Vom Vorkommen des Elchs in Gallien und Germanien zeugt Gaius JULIUS CAESAR in seinem "De Bello Gallico": "Zum Zweiten gibt es diejenigen, die man Elche nennt. Ihnen ist die Gestalt und die Färbung von Ziegen ähnlich, aber in der Größe übertreffen sie sie ein wenig, ihre Hörner sind verstümmelt und sie haben Beine ohne Knöchel und Gelenke. Weder legen sie sich zum Schlafen hin noch können sie, wenn sie durch irgend einen Zufall umgeworfen, sich aufrichten oder aufstehen. Ihnen dienen Bäume als Schlafstätten. Sie nähern sich ihnen an und genießen so, ein wenig an sie angelehnt, Ruhe. Wenn Jäger durch Spuren bemerkt haben, wohin sie sich gewöhnlich zurückziehen, untergraben sie dort alle Bäume oder kerben sie so sehr an, dass im Ganzen noch der Anschein stehender Bäume bleibt. Wenn sie sich ihrer Gewohnheit nach hier angelehnt haben, bringen sie die schwachen Bäume durch ihr Gewicht zu Fall und werden selbst getötet. - Sunt item, quae appellantur alces. Harum est consimilis capris figura et varietas pellium, sed magnitudine paulo antecedunt mutilaeque sunt cornibus et crura sine nodis articulisque habent. Neque quietis causa procumbunt neque, si quo adflictae casu conciderunt, erigere sese aut sublevare possunt. His sunt arbores pro cubilibus: ad eas se applicant atque ita paulum modo reclinatae quietem capiunt. Quarum ex vestigiis cum est animadversum a venatoribus, quo se recipere consuerint, omnes eo loco aut ab radicibus subruunt aut accidunt arbores, tantum ut summa species earum stantium relinquatur. Huc cum se consuetudine reclinaverunt, infirmas arbores pondere adfligunt atque una ipsae concidunt." [1; 9]
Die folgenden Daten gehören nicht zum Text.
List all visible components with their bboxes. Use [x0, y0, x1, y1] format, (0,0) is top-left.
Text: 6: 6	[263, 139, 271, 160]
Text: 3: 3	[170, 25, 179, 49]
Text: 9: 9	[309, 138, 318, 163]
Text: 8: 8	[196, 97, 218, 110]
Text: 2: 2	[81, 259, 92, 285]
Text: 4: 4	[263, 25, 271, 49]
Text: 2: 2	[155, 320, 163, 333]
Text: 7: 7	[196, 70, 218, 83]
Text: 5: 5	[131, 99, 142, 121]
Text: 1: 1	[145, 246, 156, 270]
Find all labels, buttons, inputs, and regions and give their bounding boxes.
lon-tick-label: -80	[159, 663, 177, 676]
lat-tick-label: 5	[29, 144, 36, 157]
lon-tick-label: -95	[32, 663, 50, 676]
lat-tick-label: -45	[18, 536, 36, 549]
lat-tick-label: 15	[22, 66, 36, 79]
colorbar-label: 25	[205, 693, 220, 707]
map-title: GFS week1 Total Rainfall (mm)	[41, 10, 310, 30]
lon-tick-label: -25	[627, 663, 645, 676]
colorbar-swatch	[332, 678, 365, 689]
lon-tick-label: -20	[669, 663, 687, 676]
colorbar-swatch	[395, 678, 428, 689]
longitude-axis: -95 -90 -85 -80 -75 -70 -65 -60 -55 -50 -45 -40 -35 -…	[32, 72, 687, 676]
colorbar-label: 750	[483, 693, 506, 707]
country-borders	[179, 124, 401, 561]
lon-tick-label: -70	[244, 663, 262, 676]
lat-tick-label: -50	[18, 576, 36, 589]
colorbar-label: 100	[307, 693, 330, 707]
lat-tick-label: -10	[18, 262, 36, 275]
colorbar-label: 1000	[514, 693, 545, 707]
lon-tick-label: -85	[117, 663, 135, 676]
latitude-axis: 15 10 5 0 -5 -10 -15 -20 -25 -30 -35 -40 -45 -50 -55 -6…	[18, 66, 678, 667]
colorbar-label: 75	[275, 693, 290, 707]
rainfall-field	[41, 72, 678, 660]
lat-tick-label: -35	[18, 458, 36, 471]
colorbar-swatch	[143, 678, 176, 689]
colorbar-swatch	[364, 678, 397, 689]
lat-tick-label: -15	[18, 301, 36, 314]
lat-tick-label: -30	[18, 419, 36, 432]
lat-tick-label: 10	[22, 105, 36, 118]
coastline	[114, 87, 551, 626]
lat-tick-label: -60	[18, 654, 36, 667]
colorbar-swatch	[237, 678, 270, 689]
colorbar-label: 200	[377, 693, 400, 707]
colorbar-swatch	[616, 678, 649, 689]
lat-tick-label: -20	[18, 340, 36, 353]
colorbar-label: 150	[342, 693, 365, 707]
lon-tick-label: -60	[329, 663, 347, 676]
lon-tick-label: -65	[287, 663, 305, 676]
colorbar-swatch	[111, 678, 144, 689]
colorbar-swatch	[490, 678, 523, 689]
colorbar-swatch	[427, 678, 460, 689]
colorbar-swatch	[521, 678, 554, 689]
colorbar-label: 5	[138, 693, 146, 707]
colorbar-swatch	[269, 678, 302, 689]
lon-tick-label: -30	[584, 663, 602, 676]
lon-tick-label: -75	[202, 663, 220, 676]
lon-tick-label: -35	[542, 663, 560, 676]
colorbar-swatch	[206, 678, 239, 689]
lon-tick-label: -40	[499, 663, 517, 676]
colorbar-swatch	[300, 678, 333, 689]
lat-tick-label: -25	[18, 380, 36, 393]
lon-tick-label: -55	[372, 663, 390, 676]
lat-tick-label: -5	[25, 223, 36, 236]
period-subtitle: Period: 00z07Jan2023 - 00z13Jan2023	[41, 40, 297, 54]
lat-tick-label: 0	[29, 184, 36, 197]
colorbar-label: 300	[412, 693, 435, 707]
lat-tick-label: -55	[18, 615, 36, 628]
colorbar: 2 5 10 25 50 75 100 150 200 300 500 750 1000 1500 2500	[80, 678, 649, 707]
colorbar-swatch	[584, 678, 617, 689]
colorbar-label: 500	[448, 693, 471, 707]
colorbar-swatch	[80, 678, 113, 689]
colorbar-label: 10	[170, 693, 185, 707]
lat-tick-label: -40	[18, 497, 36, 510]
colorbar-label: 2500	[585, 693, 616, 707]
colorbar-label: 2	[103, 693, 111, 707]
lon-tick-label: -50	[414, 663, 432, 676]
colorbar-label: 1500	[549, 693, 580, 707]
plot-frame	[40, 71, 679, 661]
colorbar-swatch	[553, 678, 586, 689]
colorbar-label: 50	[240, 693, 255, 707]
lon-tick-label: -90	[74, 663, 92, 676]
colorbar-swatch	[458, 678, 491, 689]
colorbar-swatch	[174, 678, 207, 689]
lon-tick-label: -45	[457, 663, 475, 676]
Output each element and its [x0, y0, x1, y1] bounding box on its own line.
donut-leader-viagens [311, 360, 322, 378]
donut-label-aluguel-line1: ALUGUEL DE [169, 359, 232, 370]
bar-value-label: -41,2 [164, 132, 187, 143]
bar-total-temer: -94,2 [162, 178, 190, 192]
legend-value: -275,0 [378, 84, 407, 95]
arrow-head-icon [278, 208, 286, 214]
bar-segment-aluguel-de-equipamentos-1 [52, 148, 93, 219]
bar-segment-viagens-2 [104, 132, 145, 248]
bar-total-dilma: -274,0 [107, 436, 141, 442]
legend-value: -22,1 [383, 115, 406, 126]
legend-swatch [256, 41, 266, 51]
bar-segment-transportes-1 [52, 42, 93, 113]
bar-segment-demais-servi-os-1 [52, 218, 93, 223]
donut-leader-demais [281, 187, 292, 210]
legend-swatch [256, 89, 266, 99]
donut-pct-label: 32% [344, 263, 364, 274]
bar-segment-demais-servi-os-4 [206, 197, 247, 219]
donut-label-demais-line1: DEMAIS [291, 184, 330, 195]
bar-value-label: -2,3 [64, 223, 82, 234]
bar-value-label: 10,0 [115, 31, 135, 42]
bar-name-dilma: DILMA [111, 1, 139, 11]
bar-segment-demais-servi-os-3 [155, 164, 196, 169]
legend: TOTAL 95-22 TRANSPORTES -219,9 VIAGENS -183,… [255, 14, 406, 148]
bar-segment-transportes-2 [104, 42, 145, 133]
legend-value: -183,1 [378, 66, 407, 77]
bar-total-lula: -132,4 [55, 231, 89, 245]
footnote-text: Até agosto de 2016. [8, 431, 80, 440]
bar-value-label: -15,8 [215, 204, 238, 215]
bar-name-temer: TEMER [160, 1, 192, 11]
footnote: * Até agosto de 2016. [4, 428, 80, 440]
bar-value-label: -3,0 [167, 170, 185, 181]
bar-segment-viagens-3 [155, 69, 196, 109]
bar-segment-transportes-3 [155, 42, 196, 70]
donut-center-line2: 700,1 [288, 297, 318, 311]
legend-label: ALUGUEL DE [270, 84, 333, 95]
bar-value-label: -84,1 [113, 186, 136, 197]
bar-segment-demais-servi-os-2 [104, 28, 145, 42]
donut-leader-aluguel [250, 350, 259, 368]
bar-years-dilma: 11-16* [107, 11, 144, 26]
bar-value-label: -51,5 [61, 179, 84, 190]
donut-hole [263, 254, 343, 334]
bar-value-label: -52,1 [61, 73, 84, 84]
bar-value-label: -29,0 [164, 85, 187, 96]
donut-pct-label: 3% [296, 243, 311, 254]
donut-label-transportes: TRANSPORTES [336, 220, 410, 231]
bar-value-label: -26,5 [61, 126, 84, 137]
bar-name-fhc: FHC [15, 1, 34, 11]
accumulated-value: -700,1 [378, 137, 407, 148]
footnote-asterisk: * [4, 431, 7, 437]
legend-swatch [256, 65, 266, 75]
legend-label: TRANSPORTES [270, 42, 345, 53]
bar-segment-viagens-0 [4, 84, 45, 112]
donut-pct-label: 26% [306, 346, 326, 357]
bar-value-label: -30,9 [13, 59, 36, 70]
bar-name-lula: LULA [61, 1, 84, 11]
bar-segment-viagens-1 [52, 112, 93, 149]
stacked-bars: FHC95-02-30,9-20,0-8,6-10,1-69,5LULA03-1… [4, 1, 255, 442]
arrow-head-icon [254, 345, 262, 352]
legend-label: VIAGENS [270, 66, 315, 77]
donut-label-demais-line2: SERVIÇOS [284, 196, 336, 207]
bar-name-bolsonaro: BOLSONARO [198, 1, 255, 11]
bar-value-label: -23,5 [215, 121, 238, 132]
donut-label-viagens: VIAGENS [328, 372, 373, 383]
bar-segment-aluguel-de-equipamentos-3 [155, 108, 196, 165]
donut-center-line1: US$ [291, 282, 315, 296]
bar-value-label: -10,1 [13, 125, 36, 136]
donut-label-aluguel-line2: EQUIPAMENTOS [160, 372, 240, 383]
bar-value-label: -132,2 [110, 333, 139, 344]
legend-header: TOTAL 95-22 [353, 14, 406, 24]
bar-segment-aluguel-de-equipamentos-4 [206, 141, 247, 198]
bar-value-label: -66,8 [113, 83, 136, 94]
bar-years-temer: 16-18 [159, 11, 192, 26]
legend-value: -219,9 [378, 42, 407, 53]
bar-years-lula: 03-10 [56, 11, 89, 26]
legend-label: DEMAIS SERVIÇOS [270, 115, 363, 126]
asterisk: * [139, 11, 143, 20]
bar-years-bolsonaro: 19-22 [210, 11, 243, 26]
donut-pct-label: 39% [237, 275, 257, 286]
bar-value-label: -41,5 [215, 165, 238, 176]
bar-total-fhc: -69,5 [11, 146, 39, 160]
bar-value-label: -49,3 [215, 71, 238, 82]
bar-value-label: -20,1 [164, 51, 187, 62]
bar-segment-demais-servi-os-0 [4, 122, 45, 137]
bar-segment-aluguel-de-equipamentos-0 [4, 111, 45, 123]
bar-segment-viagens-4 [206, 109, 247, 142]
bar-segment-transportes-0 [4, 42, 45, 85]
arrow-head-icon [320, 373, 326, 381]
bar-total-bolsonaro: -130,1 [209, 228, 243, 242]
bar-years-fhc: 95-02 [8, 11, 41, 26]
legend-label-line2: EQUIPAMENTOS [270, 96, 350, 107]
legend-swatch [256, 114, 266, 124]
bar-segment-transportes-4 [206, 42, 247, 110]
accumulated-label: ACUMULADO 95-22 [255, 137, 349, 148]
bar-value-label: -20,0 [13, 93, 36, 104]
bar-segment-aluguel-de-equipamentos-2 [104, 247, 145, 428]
Noch zu Beginn des Mittelalters war der Elch über ganz Mitteleuropa verbreitet. Mit dem Rückgang morastiger, weichholzreicher Wälder starb er im 17. Jahrhundert in Deutschland praktisch aus, wenn man von den nach dem Zweiten Weltkrieg an Polen und die Sowjetunion abgetretenen Gebieten einmal absieht. In Sachsen wurde der letzte Elch 1756, in Schlesien 1776 erlegt. Neben dem Lebensraumverlust dezimierten Wilderei, Seuchen, und Hochwasser die Elchbestände. Zu Beginn des 20. Jahrhunderts wurden Elche auf dem Darss und in der Schorfheide wieder angesiedelt. Diese verschwanden aber während des Zweiten Weltkriegs völlig. Seitdem wurden nur einzelne Tiere gesichtet, die aus Polen eingewandert waren [1; 3; 4].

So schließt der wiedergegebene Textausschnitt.